I want to prove that if X is such that $$P[|X-m_X|\geq t] \leq c_1 e^{-c_2t^2},$$ for $c_1, c_2$ positive constants, $t\geq 0$, then it holds that $$P[|X-E[X]|\geq t] \leq c_3 e^{-c_4t^2},$$ with $c_3=1+2c_1$ and $c_4=c_2/4$.
There is a proof of reverse direction here.

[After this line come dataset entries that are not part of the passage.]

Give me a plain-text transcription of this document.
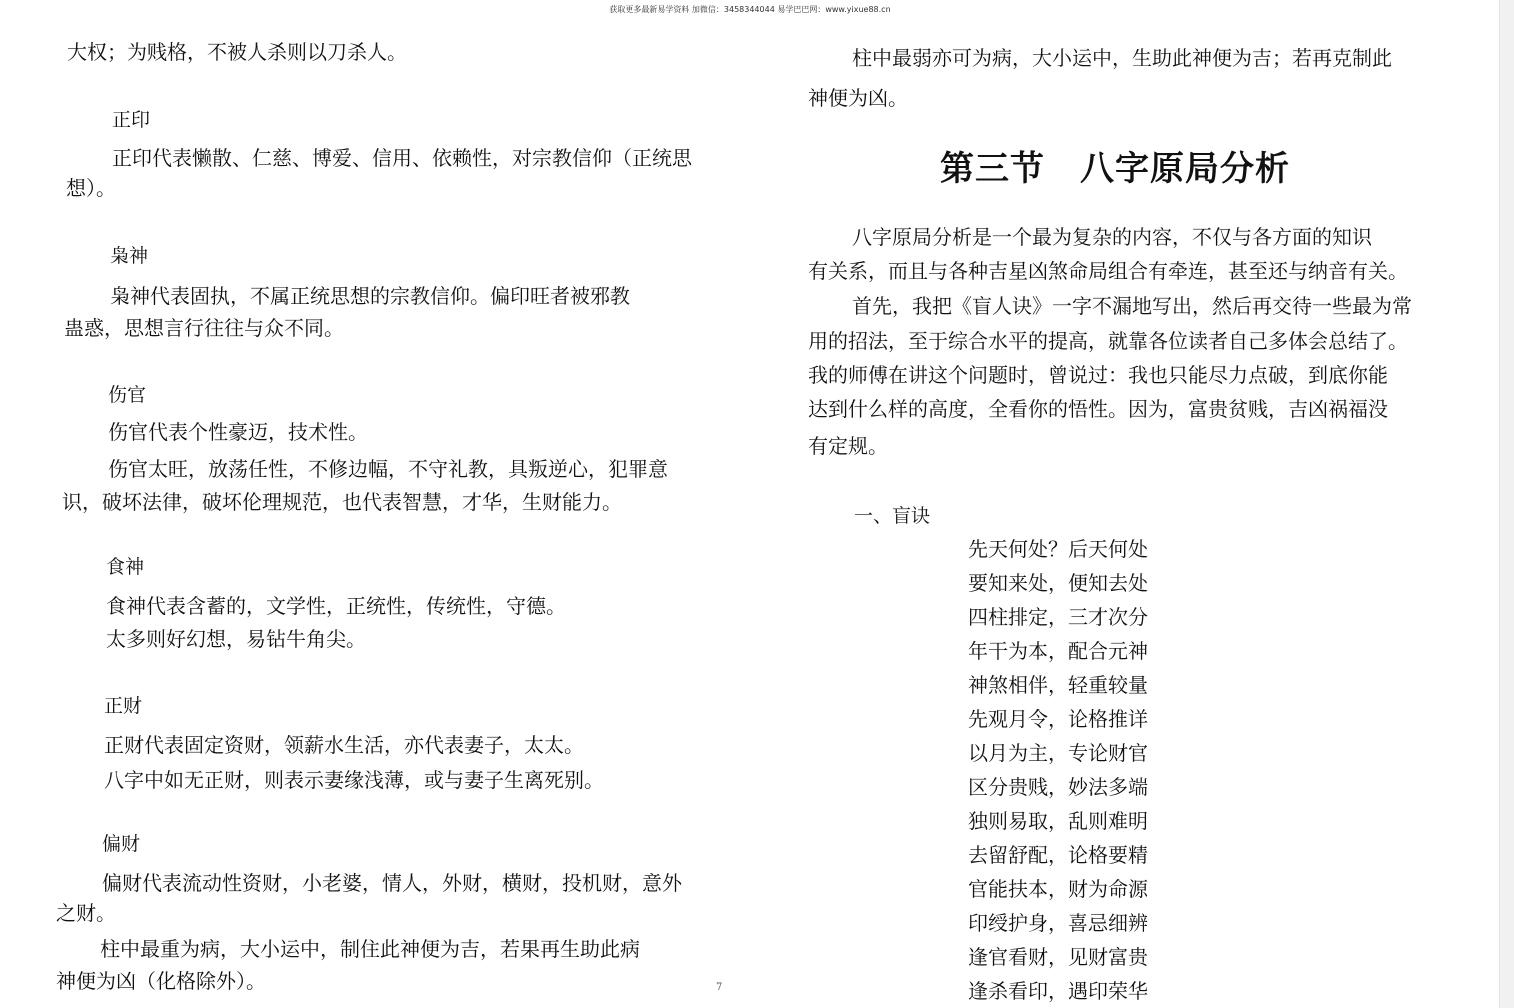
获取更多最新易学资料 加微信：3458344044 易学巴巴网：www.yixue88.cn
大权；为贱格，不被人杀则以刀杀人。
正印
正印代表懒散、仁慈、博爱、信用、依赖性，对宗教信仰（正统思
想）。
枭神
枭神代表固执，不属正统思想的宗教信仰。偏印旺者被邪教
蛊惑，思想言行往往与众不同。
伤官
伤官代表个性豪迈，技术性。
伤官太旺，放荡任性，不修边幅，不守礼教，具叛逆心，犯罪意
识，破坏法律，破坏伦理规范，也代表智慧，才华，生财能力。
食神
食神代表含蓄的，文学性，正统性，传统性，守德。
太多则好幻想，易钻牛角尖。
正财
正财代表固定资财，领薪水生活，亦代表妻子，太太。
八字中如无正财，则表示妻缘浅薄，或与妻子生离死别。
偏财
偏财代表流动性资财，小老婆，情人，外财，横财，投机财，意外
之财。
柱中最重为病，大小运中，制住此神便为吉，若果再生助此病
神便为凶（化格除外）。	7
柱中最弱亦可为病，大小运中，生助此神便为吉；若再克制此
神便为凶。
第三节　八字原局分析
八字原局分析是一个最为复杂的内容，不仅与各方面的知识
有关系，而且与各种吉星凶煞命局组合有牵连，甚至还与纳音有关。
首先，我把《盲人诀》一字不漏地写出，然后再交待一些最为常
用的招法，至于综合水平的提高，就靠各位读者自己多体会总结了。
我的师傅在讲这个问题时，曾说过：我也只能尽力点破，到底你能
达到什么样的高度，全看你的悟性。因为，富贵贫贱，吉凶祸福没
有定规。
一、盲诀
先天何处？后天何处
要知来处，便知去处
四柱排定，三才次分
年干为本，配合元神
神煞相伴，轻重较量
先观月令，论格推详
以月为主，专论财官
区分贵贱，妙法多端
独则易取，乱则难明
去留舒配，论格要精
官能扶本，财为命源
印绶护身，喜忌细辨
逢官看财，见财富贵
逢杀看印，遇印荣华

First, note that we may re-write the problem using auxiliary variable $Y=X-m_X$. Hence, we need to show,
$$ P[|Y|\geq t] \leq c_1 e^{-c_2t^2} \Rightarrow P[|Y-E[Y]|\geq t] \leq c_3 e^{-c_4t^2}.$$
A proof may be obtained using the properties of sub-Gaussian random variables. It can be shown that if $P[|Y|\geq t] \leq c_1 e^{-c_2t^2} $ then there exist finite $c_3,c_4$ such that $E[\exp(c_4Y^2)]\leq c_3$ (You may find the proof in Proposition 2.5.2 of R.Vershynin (2018) book). Hence, $$P[|Y|\geq t] \leq c_1 e^{-c_2t^2} \Rightarrow \exists c_3,c_4>0,\quad E[\exp(c_4Y^2)]\leq c_3.$$ By Markov inequality we may write $$P[|Y-E[Y]|\geq t] = P\left[\exp(c_4|Y-E[Y]|^2)\geq \exp(c_4t^2)\right] \leq e^{-c_4t^2}E\left[\exp(c_4|Y-E[Y]|^2)\right].$$ Then it can be easily seen that: $$e^{-c_4t^2}E\left[\exp(c_4|Y-E[Y]|^2)\right] \leq e^{-c_4t^2}E\left[\exp(c_4|Y|^2)\right],$$ which gives $$P[|Y-E[Y]|\geq t]\leq e^{-c_4t^2}E\left[\exp(c_4|Y|^2)\right]\leq c_3 e^{-c_4t^2}.$$
Vershynin, Roman, High-dimensional probability. An introduction with applications in data science, Cambridge Series in Statistical and Probabilistic Mathematics 47. Cambridge: Cambridge University Press (ISBN 978-1-108-41519-4/hbk; 978-1-108-23159-6/ebook). xiv, 284 p. (2018). ZBL1430.60005.